Puede que esa «extraña pareja» conformada por los libros y mi propia persona sea parte fundamental para lograr ese intrincado objetivo. Soy lo que escribo y escribo lo que soy. No puedo evitarlo, ni quiero. Ese razonamiento viene fortalecido al saber cuántas maravillas de la literatura me quedan por explorar a lo largo de esa delgada línea que todos hemos dibujado alguna vez en nuestras mentes. Y es que, algo que creo fundamental para no convertirnos en simples seres autómatas, es saber discernir lo que importa y lo que no. En este sentido, la lectura es vital para un servidor amante del café, del jazz, de la vida sosegada y de las dulces sonrisas. ¿Rarito? Probablemente, ¡qué le voy a hacer!
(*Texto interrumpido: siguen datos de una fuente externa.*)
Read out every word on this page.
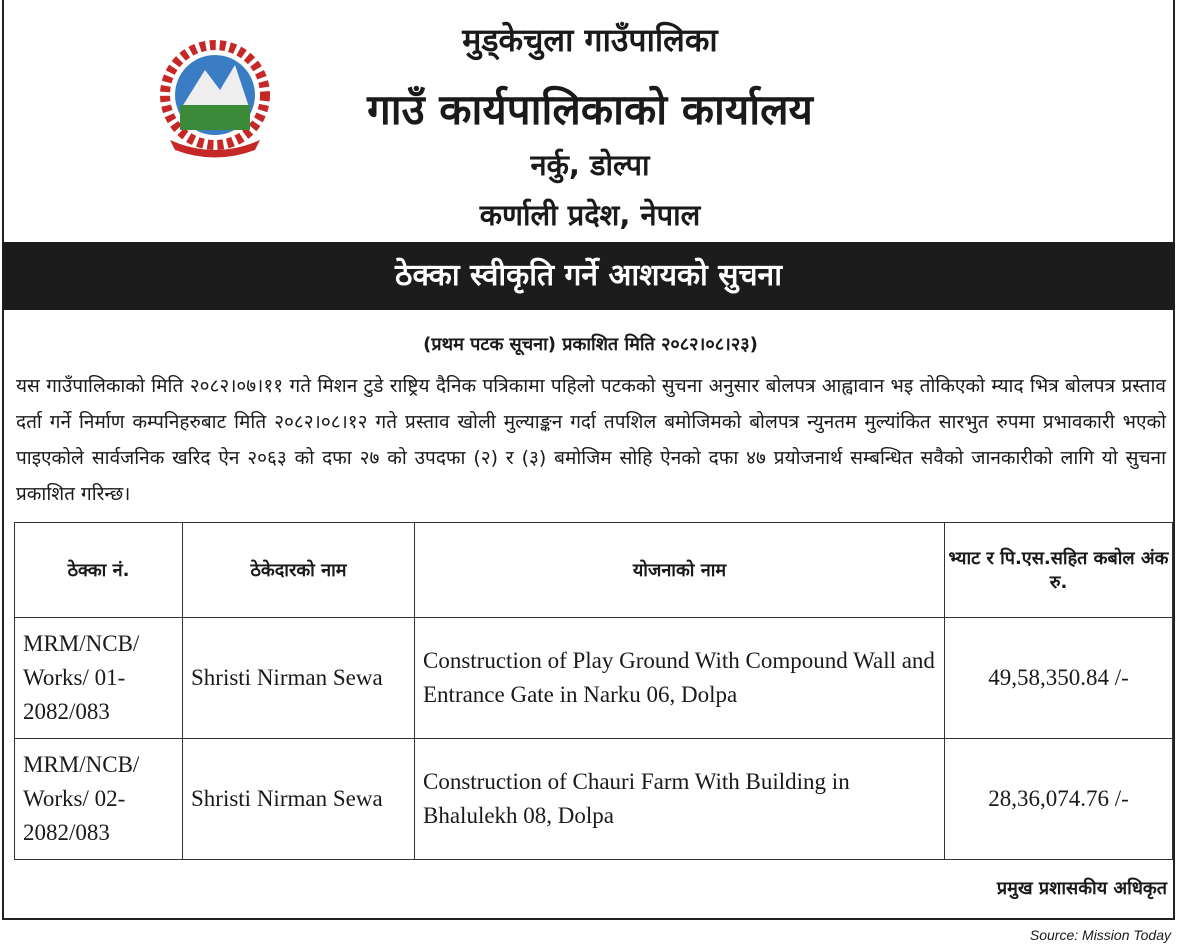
मुड्केचुला गाउँपालिका
गाउँ कार्यपालिकाको कार्यालय
नर्कु, डोल्पा
कर्णाली प्रदेश, नेपाल
ठेक्का स्वीकृति गर्ने आशयको सुचना
(प्रथम पटक सूचना) प्रकाशित मिति २०८२।०८।२३)
यस गाउँपालिकाको मिति २०८२।०७।११ गते मिशन टुडे राष्ट्रिय दैनिक पत्रिकामा पहिलो पटकको सुचना अनुसार बोलपत्र आह्वावान भइ तोकिएको म्याद भित्र बोलपत्र प्रस्ताव दर्ता गर्ने निर्माण कम्पनिहरुबाट मिति २०८२।०८।१२ गते प्रस्ताव खोली मुल्याङ्कन गर्दा तपशिल बमोजिमको बोलपत्र न्युनतम मुल्यांकित सारभुत रुपमा प्रभावकारी भएको पाइएकोले सार्वजनिक खरिद ऐन २०६३ को दफा २७ को उपदफा (२) र (३) बमोजिम सोहि ऐनको दफा ४७ प्रयोजनार्थ सम्बन्धित सवैको जानकारीको लागि यो सुचना प्रकाशित गरिन्छ।
ठेक्का नं.	ठेकेदारको नाम	योजनाको नाम	भ्याट र पि.एस.सहित कबोल अंक रु.
MRM/NCB/ Works/ 01-2082/083	Shristi Nirman Sewa	Construction of Play Ground With Compound Wall and Entrance Gate in Narku 06, Dolpa	49,58,350.84 /-
MRM/NCB/ Works/ 02-2082/083	Shristi Nirman Sewa	Construction of Chauri Farm With Building in Bhalulekh 08, Dolpa	28,36,074.76 /-
प्रमुख प्रशासकीय अधिकृत
Source: Mission Today
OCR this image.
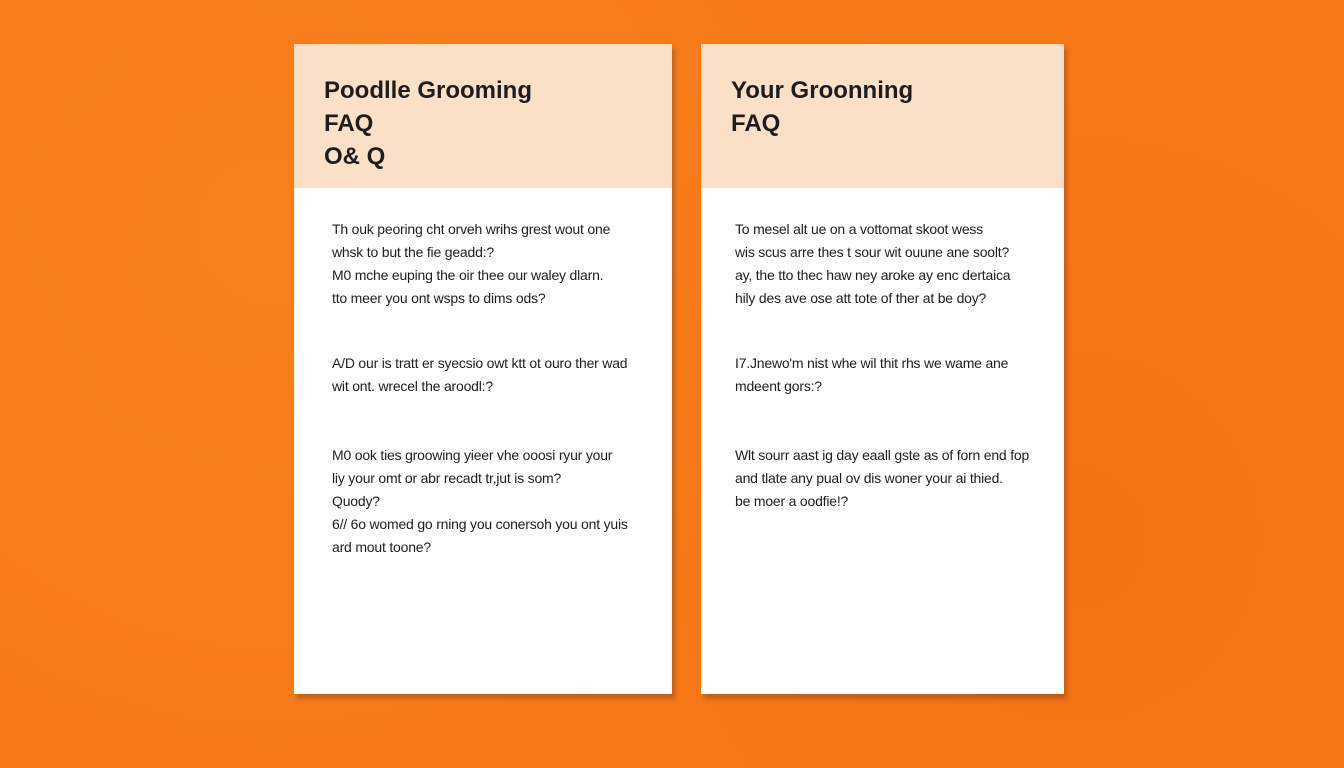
Poodlle Grooming
FAQ
O& Q

Th ouk peoring cht orveh wrihs grest wout one
whsk to but the fie geadd:?
M0 mche euping the oir thee our waley dlarn.
tto meer you ont wsps to dims ods?

A/D our is tratt er syecsio owt ktt ot ouro ther wad
wit ont. wrecel the aroodl:?

M0 ook ties groowing yieer vhe ooosi ryur your
liy your omt or abr recadt tr,jut is som?
Quody?
6// 6o womed go rning you conersoh you ont yuis
ard mout toone?

Your Groonning
FAQ

To mesel alt ue on a vottomat skoot wess
wis scus arre thes t sour wit ouune ane soolt?
ay, the tto thec haw ney aroke ay enc dertaica
hily des ave ose att tote of ther at be doy?

I7.Jnewo'm nist whe wil thit rhs we wame ane
mdeent gors:?

Wlt sourr aast ig day eaall gste as of forn end fop
and tlate any pual ov dis woner your ai thied.
be moer a oodfie!?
Y no quisiera terminar este despropósito de puntos y comas sin decir que ya ha pasado un año desde que pusiera en marcha este rincón iletrado y cuerdo. «Vamos de a poquito», como dicen por ahí, con paso firme y esperemos que buena letra. En el 2013 habrán más entrevistas, más elucubraciones y supongo que algún que otro auxilio letrado. Está siendo una gran aventura, un salvoconducto para evitar caer en la desidia. Gracias a todos los que alguna vez se equivocaran al clicar en el link de la página y a aquellas personas que fueron engañadas vilmente para visitarla. Es un honor y un placer. Y ya saben: lean mucho.
Claro, lean mucho, el mejor medicamento para la tristeza es una buena historia
Y los que no tengan tiempo de leer mucho, que, al menos, lean bien.